The Fahey/Klein Gallery is pleased to present the exhibition, “Let’s Rock.” This group exhibition features Rock & Roll photographs from key image-makers including Harry Benson, Joel Brodsky, Danny Clinch, Henry Diltz, Barry Feinstein, Bob Gruen, Daniel Kramer, Gered Mankowitz, Ken Marcus, Jim Marshall, Jean Marie Perier, Herb Ritts, Norman Seeff, Laurie Lynn Stark, Frank Stefanko, Bruce Talamon, and Ellen von Unwerth.
The upcoming exhibition is a celebration of the genre of music-related images and the overall contribution these photographers have made to the evolution of the History of Photography.
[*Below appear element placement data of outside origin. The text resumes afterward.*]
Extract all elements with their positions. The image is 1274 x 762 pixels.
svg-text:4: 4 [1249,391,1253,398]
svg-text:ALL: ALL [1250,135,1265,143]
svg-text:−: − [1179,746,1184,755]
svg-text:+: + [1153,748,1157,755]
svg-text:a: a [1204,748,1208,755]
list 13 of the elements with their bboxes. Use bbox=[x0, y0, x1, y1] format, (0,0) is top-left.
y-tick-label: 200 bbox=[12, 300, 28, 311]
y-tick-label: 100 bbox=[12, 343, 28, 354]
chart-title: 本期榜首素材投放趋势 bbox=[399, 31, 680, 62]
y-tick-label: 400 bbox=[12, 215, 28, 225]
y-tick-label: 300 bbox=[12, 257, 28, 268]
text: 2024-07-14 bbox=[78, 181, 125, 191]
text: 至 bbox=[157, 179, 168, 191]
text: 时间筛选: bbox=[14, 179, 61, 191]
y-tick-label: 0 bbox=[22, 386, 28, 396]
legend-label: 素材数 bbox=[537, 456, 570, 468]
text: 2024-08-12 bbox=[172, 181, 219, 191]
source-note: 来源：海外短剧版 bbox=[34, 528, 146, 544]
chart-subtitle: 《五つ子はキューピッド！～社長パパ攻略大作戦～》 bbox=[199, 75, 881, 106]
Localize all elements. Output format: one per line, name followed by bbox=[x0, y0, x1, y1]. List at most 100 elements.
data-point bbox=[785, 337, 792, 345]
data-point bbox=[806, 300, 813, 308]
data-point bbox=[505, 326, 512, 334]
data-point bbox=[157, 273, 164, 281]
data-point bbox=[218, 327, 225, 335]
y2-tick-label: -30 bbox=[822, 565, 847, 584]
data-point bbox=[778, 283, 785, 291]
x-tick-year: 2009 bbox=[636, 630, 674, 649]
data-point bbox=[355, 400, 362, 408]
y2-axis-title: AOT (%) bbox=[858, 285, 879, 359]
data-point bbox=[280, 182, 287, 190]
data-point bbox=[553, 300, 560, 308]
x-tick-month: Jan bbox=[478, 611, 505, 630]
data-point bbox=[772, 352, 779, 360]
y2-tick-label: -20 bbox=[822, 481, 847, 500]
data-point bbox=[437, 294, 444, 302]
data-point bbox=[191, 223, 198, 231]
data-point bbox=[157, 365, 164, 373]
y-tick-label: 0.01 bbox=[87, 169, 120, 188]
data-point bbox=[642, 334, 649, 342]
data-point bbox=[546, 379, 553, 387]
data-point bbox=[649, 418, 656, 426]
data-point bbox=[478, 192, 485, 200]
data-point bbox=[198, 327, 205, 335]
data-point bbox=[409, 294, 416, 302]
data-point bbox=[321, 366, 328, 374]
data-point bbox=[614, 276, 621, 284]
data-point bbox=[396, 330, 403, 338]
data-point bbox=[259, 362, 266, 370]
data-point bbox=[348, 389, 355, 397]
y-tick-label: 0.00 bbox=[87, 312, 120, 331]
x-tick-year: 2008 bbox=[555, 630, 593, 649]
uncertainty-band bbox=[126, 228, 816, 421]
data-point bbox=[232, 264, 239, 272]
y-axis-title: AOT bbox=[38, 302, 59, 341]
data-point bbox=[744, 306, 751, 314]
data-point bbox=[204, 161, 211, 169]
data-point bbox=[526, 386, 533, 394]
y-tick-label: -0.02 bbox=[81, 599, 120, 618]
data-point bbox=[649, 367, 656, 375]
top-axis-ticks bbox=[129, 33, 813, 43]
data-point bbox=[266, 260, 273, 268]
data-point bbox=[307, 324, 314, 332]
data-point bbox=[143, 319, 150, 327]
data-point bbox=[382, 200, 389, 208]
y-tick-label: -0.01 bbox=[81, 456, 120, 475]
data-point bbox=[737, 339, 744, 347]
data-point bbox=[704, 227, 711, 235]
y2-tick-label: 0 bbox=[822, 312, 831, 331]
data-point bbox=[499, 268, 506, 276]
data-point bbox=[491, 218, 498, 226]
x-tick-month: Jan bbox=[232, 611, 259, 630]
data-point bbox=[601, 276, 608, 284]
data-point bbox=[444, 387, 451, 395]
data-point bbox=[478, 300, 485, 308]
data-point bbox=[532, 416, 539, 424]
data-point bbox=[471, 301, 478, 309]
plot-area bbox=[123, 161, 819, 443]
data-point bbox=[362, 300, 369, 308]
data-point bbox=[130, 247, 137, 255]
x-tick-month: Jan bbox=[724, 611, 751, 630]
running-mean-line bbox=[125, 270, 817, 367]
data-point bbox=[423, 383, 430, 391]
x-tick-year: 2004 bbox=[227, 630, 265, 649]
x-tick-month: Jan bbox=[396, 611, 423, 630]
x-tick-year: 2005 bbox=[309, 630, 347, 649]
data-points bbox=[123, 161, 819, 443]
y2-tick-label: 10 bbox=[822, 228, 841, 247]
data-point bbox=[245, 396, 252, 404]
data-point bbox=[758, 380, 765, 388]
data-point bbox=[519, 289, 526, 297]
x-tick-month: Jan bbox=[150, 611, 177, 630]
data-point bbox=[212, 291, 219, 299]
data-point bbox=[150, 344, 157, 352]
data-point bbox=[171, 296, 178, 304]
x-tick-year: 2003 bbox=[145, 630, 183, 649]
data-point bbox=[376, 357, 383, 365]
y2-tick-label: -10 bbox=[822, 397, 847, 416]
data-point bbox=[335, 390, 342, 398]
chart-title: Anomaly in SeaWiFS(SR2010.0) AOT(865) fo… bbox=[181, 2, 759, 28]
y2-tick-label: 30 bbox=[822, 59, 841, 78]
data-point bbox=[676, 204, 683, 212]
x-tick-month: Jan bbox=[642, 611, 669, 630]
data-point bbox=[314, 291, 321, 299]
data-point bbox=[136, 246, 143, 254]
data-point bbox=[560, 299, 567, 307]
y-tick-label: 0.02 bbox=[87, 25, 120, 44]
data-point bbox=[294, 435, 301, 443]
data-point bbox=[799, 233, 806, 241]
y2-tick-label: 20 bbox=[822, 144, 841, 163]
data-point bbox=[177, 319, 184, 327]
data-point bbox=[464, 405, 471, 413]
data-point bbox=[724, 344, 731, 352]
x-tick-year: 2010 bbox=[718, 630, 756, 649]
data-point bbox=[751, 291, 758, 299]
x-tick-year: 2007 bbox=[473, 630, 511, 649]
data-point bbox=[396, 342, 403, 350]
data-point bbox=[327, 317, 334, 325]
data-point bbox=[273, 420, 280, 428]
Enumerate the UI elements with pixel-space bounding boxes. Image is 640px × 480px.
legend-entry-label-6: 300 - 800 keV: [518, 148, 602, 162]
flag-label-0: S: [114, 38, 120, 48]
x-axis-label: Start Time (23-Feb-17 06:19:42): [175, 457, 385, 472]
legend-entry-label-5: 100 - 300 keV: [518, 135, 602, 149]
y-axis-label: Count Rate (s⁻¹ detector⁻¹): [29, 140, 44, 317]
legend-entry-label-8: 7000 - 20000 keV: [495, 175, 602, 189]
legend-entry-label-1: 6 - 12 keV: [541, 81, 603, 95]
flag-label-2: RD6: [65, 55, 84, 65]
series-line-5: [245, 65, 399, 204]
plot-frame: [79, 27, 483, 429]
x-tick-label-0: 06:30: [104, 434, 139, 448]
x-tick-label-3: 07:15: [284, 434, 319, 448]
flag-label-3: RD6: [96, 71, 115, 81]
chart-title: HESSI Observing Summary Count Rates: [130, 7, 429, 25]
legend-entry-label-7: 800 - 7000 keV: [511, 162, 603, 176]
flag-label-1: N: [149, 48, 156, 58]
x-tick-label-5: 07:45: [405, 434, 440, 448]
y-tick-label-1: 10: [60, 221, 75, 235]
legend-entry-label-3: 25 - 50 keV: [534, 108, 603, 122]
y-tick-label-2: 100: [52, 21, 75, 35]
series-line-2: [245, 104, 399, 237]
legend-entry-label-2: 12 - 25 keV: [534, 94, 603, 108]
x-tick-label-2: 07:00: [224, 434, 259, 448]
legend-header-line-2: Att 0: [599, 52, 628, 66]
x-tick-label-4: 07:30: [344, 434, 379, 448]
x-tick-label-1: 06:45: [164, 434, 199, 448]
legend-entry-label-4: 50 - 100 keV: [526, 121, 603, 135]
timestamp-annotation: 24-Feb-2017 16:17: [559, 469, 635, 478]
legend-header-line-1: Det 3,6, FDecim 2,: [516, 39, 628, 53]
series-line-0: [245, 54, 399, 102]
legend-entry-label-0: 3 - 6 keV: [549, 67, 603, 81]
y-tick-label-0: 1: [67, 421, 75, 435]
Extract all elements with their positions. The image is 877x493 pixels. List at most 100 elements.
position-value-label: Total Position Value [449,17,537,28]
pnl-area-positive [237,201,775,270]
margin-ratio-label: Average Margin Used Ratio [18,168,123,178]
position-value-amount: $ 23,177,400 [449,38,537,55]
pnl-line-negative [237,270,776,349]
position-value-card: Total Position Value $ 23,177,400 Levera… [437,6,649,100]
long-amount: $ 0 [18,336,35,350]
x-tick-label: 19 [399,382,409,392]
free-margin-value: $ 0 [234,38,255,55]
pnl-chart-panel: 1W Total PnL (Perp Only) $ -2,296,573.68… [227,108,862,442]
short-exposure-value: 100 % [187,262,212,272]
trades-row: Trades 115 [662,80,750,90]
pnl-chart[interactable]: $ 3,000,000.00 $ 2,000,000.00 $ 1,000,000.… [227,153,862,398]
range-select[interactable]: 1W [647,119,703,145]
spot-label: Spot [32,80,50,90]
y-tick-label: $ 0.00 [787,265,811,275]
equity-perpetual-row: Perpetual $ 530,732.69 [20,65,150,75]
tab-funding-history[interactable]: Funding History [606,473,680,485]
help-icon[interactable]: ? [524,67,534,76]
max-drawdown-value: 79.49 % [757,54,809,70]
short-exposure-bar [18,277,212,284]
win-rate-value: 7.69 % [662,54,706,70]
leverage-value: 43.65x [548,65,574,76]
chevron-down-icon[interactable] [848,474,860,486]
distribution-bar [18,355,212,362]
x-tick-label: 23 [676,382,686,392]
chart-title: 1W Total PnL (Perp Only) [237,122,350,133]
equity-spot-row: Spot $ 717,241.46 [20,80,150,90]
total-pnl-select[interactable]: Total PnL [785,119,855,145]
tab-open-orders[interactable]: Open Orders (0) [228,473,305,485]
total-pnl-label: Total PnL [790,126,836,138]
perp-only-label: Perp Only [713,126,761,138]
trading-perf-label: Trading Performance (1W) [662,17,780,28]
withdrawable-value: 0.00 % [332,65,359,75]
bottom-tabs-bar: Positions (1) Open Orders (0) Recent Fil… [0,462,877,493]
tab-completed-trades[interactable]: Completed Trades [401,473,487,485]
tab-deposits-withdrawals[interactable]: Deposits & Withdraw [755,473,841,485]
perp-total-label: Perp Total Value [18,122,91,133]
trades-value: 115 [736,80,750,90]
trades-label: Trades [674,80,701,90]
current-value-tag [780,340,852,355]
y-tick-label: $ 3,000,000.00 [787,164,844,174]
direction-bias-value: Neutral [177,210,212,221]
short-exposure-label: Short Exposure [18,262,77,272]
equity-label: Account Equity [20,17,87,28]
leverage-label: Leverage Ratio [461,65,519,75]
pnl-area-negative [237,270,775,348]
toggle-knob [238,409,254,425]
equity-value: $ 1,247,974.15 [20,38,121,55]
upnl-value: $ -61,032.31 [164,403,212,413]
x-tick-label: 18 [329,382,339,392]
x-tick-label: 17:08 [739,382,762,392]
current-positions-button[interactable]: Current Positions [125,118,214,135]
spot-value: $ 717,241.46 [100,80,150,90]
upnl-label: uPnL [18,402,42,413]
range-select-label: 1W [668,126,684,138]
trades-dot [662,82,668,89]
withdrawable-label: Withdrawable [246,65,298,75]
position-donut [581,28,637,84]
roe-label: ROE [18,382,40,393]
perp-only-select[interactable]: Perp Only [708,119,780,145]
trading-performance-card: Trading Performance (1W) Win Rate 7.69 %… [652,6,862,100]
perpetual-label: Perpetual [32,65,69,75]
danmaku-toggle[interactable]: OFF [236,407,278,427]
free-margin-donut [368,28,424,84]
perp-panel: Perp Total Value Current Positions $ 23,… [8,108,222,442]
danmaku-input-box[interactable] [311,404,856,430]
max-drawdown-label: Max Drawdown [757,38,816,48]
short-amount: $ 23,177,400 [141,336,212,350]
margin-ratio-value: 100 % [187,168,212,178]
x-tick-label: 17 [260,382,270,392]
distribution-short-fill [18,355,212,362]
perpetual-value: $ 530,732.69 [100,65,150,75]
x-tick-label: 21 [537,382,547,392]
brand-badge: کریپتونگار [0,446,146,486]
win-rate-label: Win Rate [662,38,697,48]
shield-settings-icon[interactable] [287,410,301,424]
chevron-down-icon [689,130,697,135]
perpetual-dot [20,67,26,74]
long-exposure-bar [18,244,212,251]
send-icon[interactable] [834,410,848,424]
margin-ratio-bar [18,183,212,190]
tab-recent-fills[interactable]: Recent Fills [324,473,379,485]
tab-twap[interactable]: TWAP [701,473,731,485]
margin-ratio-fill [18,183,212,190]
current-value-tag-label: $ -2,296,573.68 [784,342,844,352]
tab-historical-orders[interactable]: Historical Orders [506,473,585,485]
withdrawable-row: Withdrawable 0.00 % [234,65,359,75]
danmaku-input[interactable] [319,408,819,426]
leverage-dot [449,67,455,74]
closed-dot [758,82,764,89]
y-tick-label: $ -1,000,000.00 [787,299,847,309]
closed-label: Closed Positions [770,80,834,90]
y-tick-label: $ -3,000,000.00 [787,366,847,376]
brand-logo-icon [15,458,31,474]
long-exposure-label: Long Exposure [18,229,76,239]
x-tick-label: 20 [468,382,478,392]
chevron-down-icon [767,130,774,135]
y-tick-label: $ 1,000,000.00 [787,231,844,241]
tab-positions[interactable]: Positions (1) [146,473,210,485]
The genre of Rock & Roll photography continues to achieve prominence and gain recognition and was recently subject of the 2009 exhibition “Who Shot Rock & Roll: A Photographic History 1950 – Present” at the Brooklyn Museum of Art. The first major museum exhibit to document Rock & Roll photographs– this exhibition is still touring and receiving record attendance.
“From its earliest days, rock and roll was captured in photographs that personalized, and frequently eroticized, the musicians, creating a visual identity for the genre… The photographers were handmaidens to the rock-and-roll revolution, and their images communicate the social and cultural transformations that rock has fostered since the1950s.”- Gail Buckland “Who Shot Rock & Roll: A Photographic History: 1955 – Present” (Knopf, 2009)
The Fahey/Klein Gallery Miami exhibition includes revealing portraits and intimate backstage photographs taken behind the scenes, as well as exhilarating images that capture the energy, passion, style, and sex appeal of live performances in front of massive crowds. This show features classic rock images as well as contemporary shots of memorable and provocative music scenes: Harry Benson’s playful image of The Beatles’ pillow fight at the George V Hotel in Paris, Frank Stefanko’s confident Bruce Springsteen at the beginning of his career, Danny Clinch’s unguarded image of Eddie Vedder writing lyrics, Jim Marshall’s iconic shot of Johnny Cash flipping the bird to the camera while performing at San Quentin Prison in 1969, and Barry Feinstein’s image of fans peering into the window of Bob Dylan’s limousine. These images, seen and understood by millions, have become part of our cultural history and have played a role in shaping our cultural conscious.